After Paine's death in 1937, Twain's daughter Clara continued to promote a whitewashed view of Twain's writings until her death in 1962, when Twain's papers were donated to the University of California at Berkeley and the Mark Twain Project. At the same time, Mark Twain's anti-imperialist views became the subject of Cold War skirmishes between Soviet and American scholars. No longer simply a commercial question, Twain's anti-imperialist views became a matter of international politics. In the 1960s, Twain's views were used to legitimize dissent to American policies in Southeast Asia (175). This use of Mark Twain as a figure who can justify a critique of the government within political debate has continued through our day, demonstrating that the importance of Twain's role as a social critic continues into our time.
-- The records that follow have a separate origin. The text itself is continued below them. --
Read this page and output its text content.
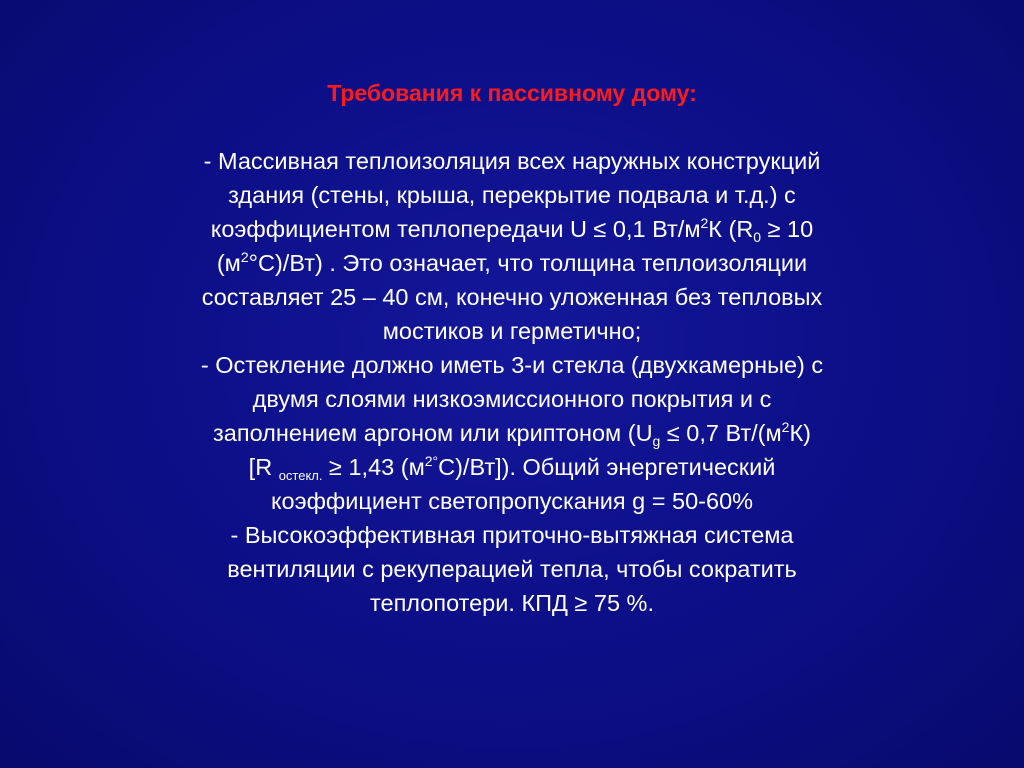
Требования к пассивному дому:
- Массивная теплоизоляция всех наружных конструкций
здания (стены, крыша, перекрытие подвала и т.д.) с
коэффициентом теплопередачи U ≤ 0,1 $Вт/м^2К$ ($R_0 \ge 10$
$(м^2^\circ С)/Вт$) . Это означает, что толщина теплоизоляции
составляет 25 – 40 см, конечно уложенная без тепловых
мостиков и герметично;
- Остекление должно иметь 3-и стекла (двухкамерные) с
двумя слоями низкоэмиссионного покрытия и с
заполнением аргоном или криптоном ($U_g \le 0,7$ $Вт/(м^2К)$
[R $_{остекл.}$ ≥ 1,43 $(м^{2^\circ}С)/Вт$]). Общий энергетический
коэффициент светопропускания g = 50-60%
- Высокоэффективная приточно-вытяжная система
вентиляции с рекуперацией тепла, чтобы сократить
теплопотери. КПД ≥ 75 %.
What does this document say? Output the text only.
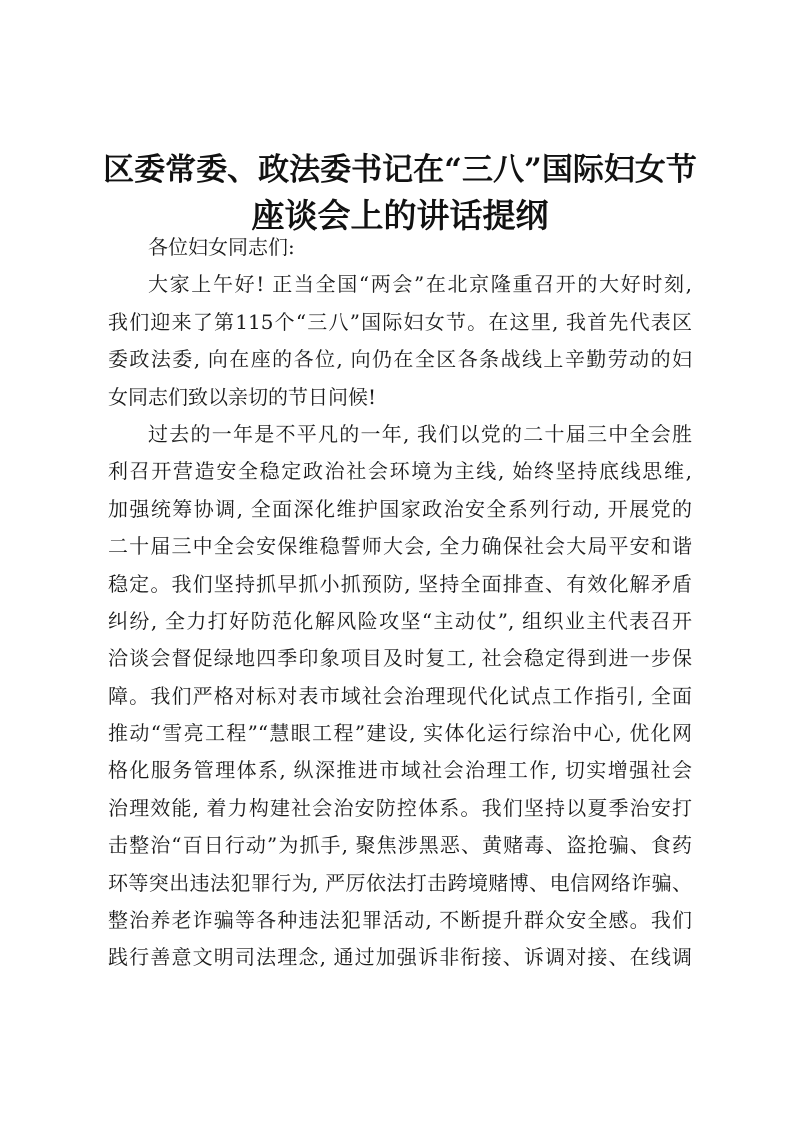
区委常委、政法委书记在“三八”国际妇女节
座谈会上的讲话提纲
各位妇女同志们:
大家上午好! 正当全国“两会”在北京隆重召开的大好时刻,
我们迎来了第115个“三八”国际妇女节。在这里, 我首先代表区
委政法委, 向在座的各位, 向仍在全区各条战线上辛勤劳动的妇
女同志们致以亲切的节日问候!
过去的一年是不平凡的一年, 我们以党的二十届三中全会胜
利召开营造安全稳定政治社会环境为主线, 始终坚持底线思维,
加强统筹协调, 全面深化维护国家政治安全系列行动, 开展党的
二十届三中全会安保维稳誓师大会, 全力确保社会大局平安和谐
稳定。我们坚持抓早抓小抓预防, 坚持全面排查、有效化解矛盾
纠纷, 全力打好防范化解风险攻坚“主动仗”, 组织业主代表召开
洽谈会督促绿地四季印象项目及时复工, 社会稳定得到进一步保
障。我们严格对标对表市域社会治理现代化试点工作指引, 全面
推动“雪亮工程”“慧眼工程”建设, 实体化运行综治中心, 优化网
格化服务管理体系, 纵深推进市域社会治理工作, 切实增强社会
治理效能, 着力构建社会治安防控体系。我们坚持以夏季治安打
击整治“百日行动”为抓手, 聚焦涉黑恶、黄赌毒、盗抢骗、食药
环等突出违法犯罪行为, 严厉依法打击跨境赌博、电信网络诈骗、
整治养老诈骗等各种违法犯罪活动, 不断提升群众安全感。我们
践行善意文明司法理念, 通过加强诉非衔接、诉调对接、在线调
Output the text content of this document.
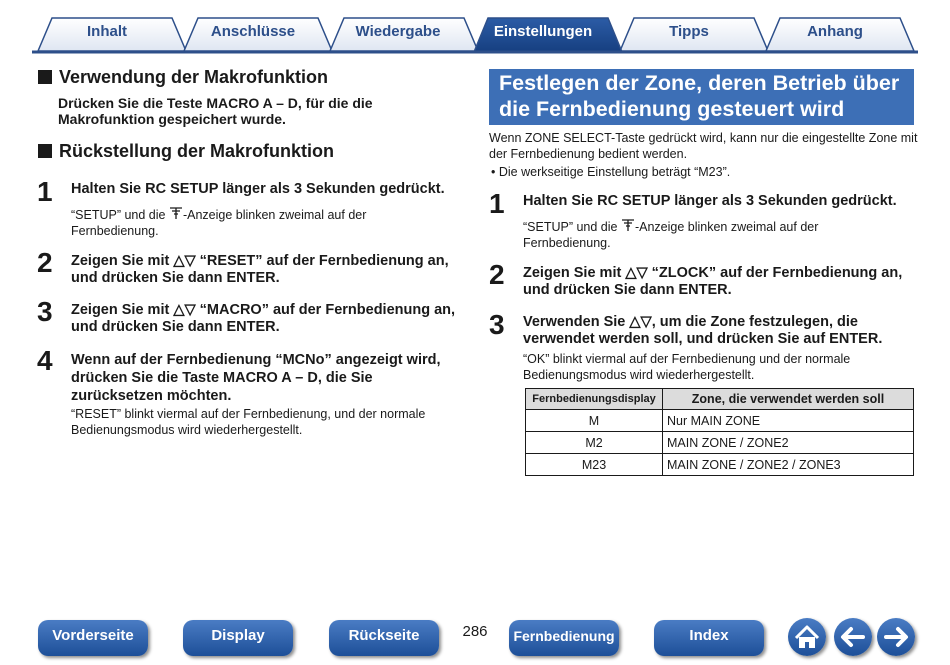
Inhalt	Anschlüsse	Wiedergabe	Einstellungen	Tipps	Anhang
Verwendung der Makrofunktion
Drücken Sie die Teste MACRO A – D, für die die Makrofunktion gespeichert wurde.
Rückstellung der Makrofunktion
1 Halten Sie RC SETUP länger als 3 Sekunden gedrückt.
“SETUP” und die -Anzeige blinken zweimal auf der Fernbedienung.
2 Zeigen Sie mit △▽ “RESET” auf der Fernbedienung an, und drücken Sie dann ENTER.
3 Zeigen Sie mit △▽ “MACRO” auf der Fernbedienung an, und drücken Sie dann ENTER.
4 Wenn auf der Fernbedienung “MCNo” angezeigt wird, drücken Sie die Taste MACRO A – D, die Sie zurücksetzen möchten.
“RESET” blinkt viermal auf der Fernbedienung, und der normale Bedienungsmodus wird wiederhergestellt.
Festlegen der Zone, deren Betrieb über
die Fernbedienung gesteuert wird
Wenn ZONE SELECT-Taste gedrückt wird, kann nur die eingestellte Zone mit der Fernbedienung bedient werden.
• Die werkseitige Einstellung beträgt “M23”.
1 Halten Sie RC SETUP länger als 3 Sekunden gedrückt.
“SETUP” und die -Anzeige blinken zweimal auf der Fernbedienung.
2 Zeigen Sie mit △▽ “ZLOCK” auf der Fernbedienung an, und drücken Sie dann ENTER.
3 Verwenden Sie △▽, um die Zone festzulegen, die verwendet werden soll, und drücken Sie auf ENTER.
“OK” blinkt viermal auf der Fernbedienung und der normale Bedienungsmodus wird wiederhergestellt.
Fernbedienungsdisplay	Zone, die verwendet werden soll
M	Nur MAIN ZONE
M2	MAIN ZONE / ZONE2
M23	MAIN ZONE / ZONE2 / ZONE3
Vorderseite	Display	Rückseite	286	Fernbedienung	Index
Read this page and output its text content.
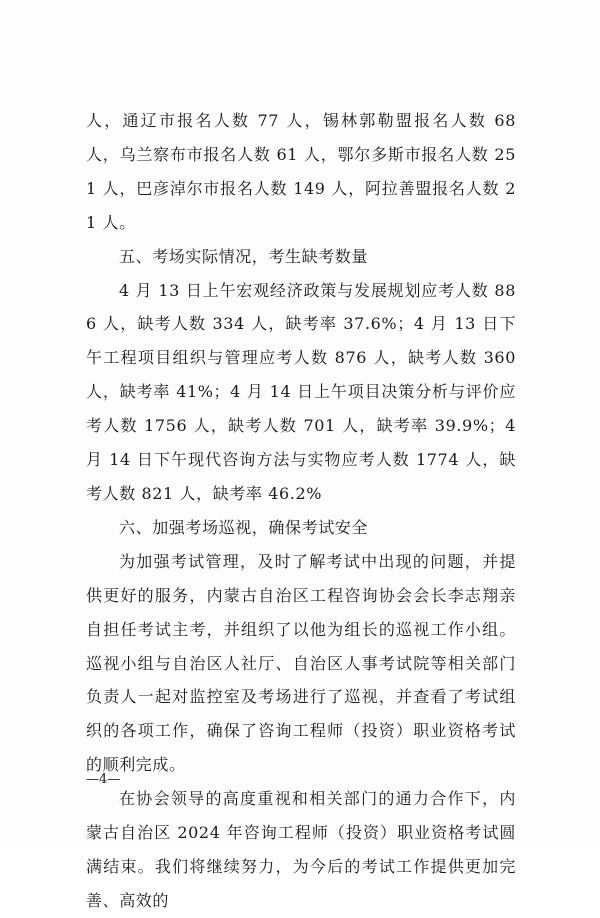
人，通辽市报名人数 77 人，锡林郭勒盟报名人数 68 人，乌兰察布市报名人数 61 人，鄂尔多斯市报名人数 251 人，巴彦淖尔市报名人数 149 人，阿拉善盟报名人数 21 人。

五、考场实际情况，考生缺考数量

4 月 13 日上午宏观经济政策与发展规划应考人数 886 人，缺考人数 334 人，缺考率 37.6%；4 月 13 日下午工程项目组织与管理应考人数 876 人，缺考人数 360 人，缺考率 41%；4 月 14 日上午项目决策分析与评价应考人数 1756 人，缺考人数 701 人，缺考率 39.9%；4 月 14 日下午现代咨询方法与实物应考人数 1774 人，缺考人数 821 人，缺考率 46.2%

六、加强考场巡视，确保考试安全

为加强考试管理，及时了解考试中出现的问题，并提供更好的服务，内蒙古自治区工程咨询协会会长李志翔亲自担任考试主考，并组织了以他为组长的巡视工作小组。巡视小组与自治区人社厅、自治区人事考试院等相关部门负责人一起对监控室及考场进行了巡视，并查看了考试组织的各项工作，确保了咨询工程师（投资）职业资格考试的顺利完成。

在协会领导的高度重视和相关部门的通力合作下，内蒙古自治区 2024 年咨询工程师（投资）职业资格考试圆满结束。我们将继续努力，为今后的考试工作提供更加完善、高效的

—4—
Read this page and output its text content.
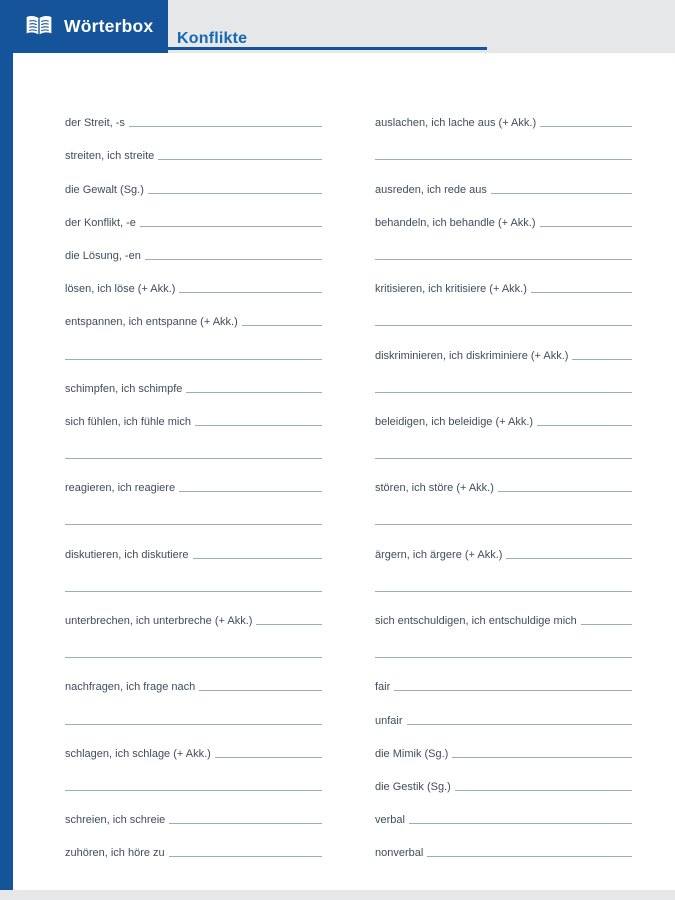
Wörterbox
Konflikte
der Streit, -s
streiten, ich streite
die Gewalt (Sg.)
der Konflikt, -e
die Lösung, -en
lösen, ich löse (+ Akk.)
entspannen, ich entspanne (+ Akk.)
schimpfen, ich schimpfe
sich fühlen, ich fühle mich
reagieren, ich reagiere
diskutieren, ich diskutiere
unterbrechen, ich unterbreche (+ Akk.)
nachfragen, ich frage nach
schlagen, ich schlage (+ Akk.)
schreien, ich schreie
zuhören, ich höre zu
auslachen, ich lache aus (+ Akk.)
ausreden, ich rede aus
behandeln, ich behandle (+ Akk.)
kritisieren, ich kritisiere (+ Akk.)
diskriminieren, ich diskriminiere (+ Akk.)
beleidigen, ich beleidige (+ Akk.)
stören, ich störe (+ Akk.)
ärgern, ich ärgere (+ Akk.)
sich entschuldigen, ich entschuldige mich
fair
unfair
die Mimik (Sg.)
die Gestik (Sg.)
verbal
nonverbal
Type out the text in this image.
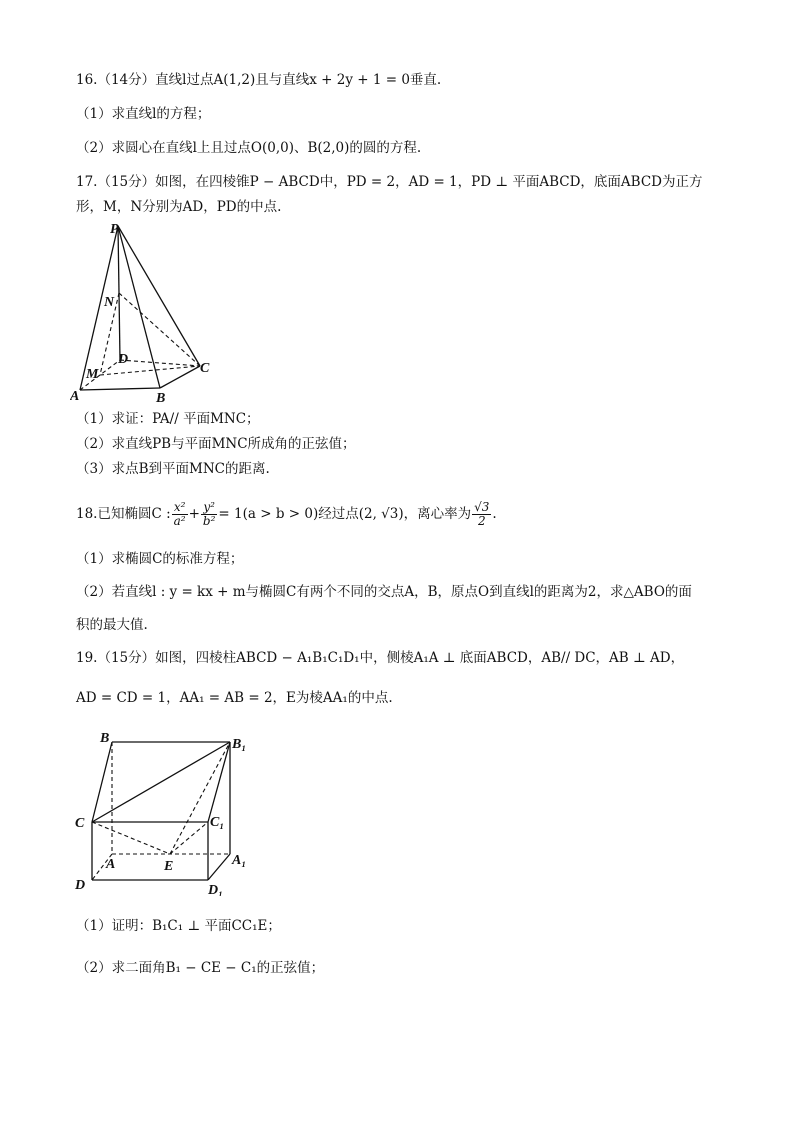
16.（14分）直线l过点A(1,2)且与直线x + 2y + 1 = 0垂直.
（1）求直线l的方程；
（2）求圆心在直线l上且过点O(0,0)、B(2,0)的圆的方程.
17.（15分）如图，在四棱锥P − ABCD中，PD = 2，AD = 1，PD ⊥ 平面ABCD，底面ABCD为正方
形，M，N分别为AD，PD的中点.
P
N
D
M
A	B
C
（1）求证：PA// 平面MNC；
（2）求直线PB与平面MNC所成角的正弦值；
（3）求点B到平面MNC的距离.
18.已知椭圆C : $\frac{\text{x²}}{\text{a²}} + \frac{\text{y²}}{\text{b²}} = 1(a > b > 0)$经过点(2, √3)，离心率为 $\frac{√3}{2}$ .
（1）求椭圆C的标准方程；
（2）若直线l : y = kx + m与椭圆C有两个不同的交点A，B，原点O到直线l的距离为2，求△ABO的面
积的最大值.
19.（15分）如图，四棱柱ABCD − A₁B₁C₁D₁中，侧棱A₁A ⊥ 底面ABCD，AB// DC，AB ⊥ AD，
AD = CD = 1，AA₁ = AB = 2，E为棱AA₁的中点.
B	B₁
C	C₁
A	E	A₁
D	D₁
（1）证明：B₁C₁ ⊥ 平面CC₁E；
（2）求二面角B₁ − CE − C₁的正弦值；
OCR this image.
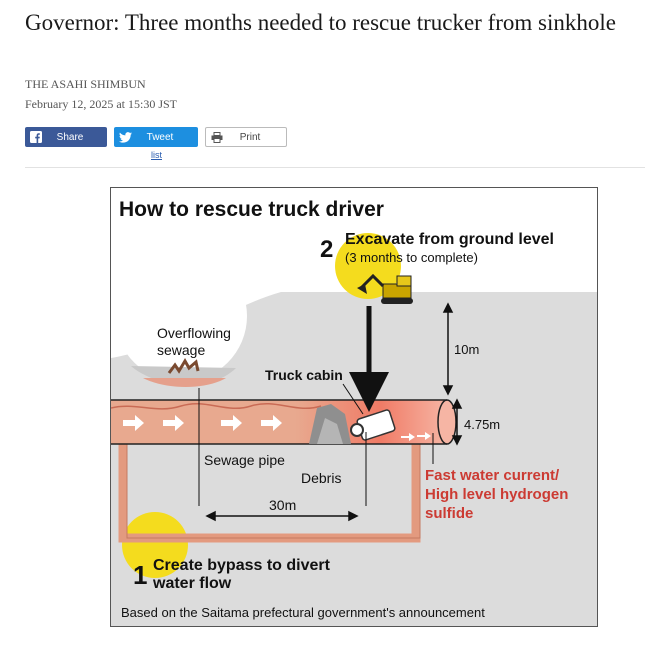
Governor: Three months needed to rescue trucker from sinkhole

THE ASAHI SHIMBUN

February 12, 2025 at 15:30 JST

Share	Tweet	Print
list
How to rescue truck driver
2 Excavate from ground level
(3 months to complete)
Overflowing
sewage
Truck cabin
10m
4.75m
Sewage pipe
Debris
30m
Fast water current/
High level hydrogen
sulfide
1 Create bypass to divert
water flow
Based on the Saitama prefectural government's announcement
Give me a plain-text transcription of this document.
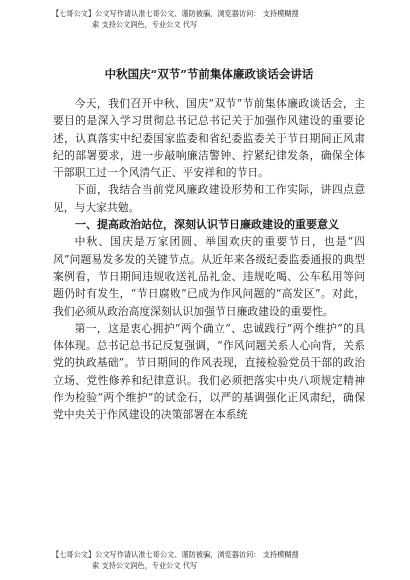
【七哥公文】公文写作请认准七哥公文、谨防被骗，浏览器访问： 支持模糊搜
索 支持公文润色，专业公文 代写
中秋国庆“双节”节前集体廉政谈话会讲话

今天，我们召开中秋、国庆“双节”节前集体廉政谈话会，主要目的是深入学习贯彻总书记总书记关于加强作风建设的重要论述，认真落实中纪委国家监委和省纪委监委关于节日期间正风肃纪的部署要求，进一步敲响廉洁警钟、拧紧纪律发条，确保全体干部职工过一个风清气正、平安祥和的节日。

下面，我结合当前党风廉政建设形势和工作实际，讲四点意见，与大家共勉。

一、提高政治站位，深刻认识节日廉政建设的重要意义

中秋、国庆是万家团圆、举国欢庆的重要节日，也是“四风”问题易发多发的关键节点。从近年来各级纪委监委通报的典型案例看，节日期间违规收送礼品礼金、违规吃喝、公车私用等问题仍时有发生，“节日腐败”已成为作风问题的“高发区”。对此，我们必须从政治高度深刻认识加强节日廉政建设的重要性。

第一，这是衷心拥护“两个确立”、忠诚践行“两个维护”的具体体现。总书记总书记反复强调，“作风问题关系人心向背，关系党的执政基础”。节日期间的作风表现，直接检验党员干部的政治立场、党性修养和纪律意识。我们必须把落实中央八项规定精神作为检验“两个维护”的试金石，以严的基调强化正风肃纪，确保党中央关于作风建设的决策部署在本系统

【七哥公文】公文写作请认准七哥公文、谨防被骗，浏览器访问： 支持模糊搜
索 支持公文润色，专业公文 代写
Zwick does an excellent job tracing these contours over the course of the century.

Confronting Imperialism demonstrates the legacy of Jim Zwick's scholarship on Mark Twain and anti-imperialism. Zwick's 1992 book, Mark Twain's Weapons of Satire: Anti-Imperialist Writings on the Philippine-American War (Syracuse University Press), recovered and contextualized Mark Twain's writings on American intervention in the Philippines, and the book should be credited as a major contribution of the development in both Mark Twain studies and in the push to incorporate the study of nationalism and imperialism into academic disciplines. That book, in combination with Confronting Imperialism has helped restore a central element of Twain's life to scholars and to the larger reading public.

Jim Zwick's recent death from complications of diabetes is an unfortunate loss to scholars interested in Mark Twain, and based on the personal testimony of his friends on this list, a profound loss to those who knew him personally. While I never met Jim, he was kind and gracious in offering me help on several occasions and his scholarly work has influenced the direction of my own career. His work plotted new, significant directions for work on Twain and anti-imperialism that will continue to be influential for years to come.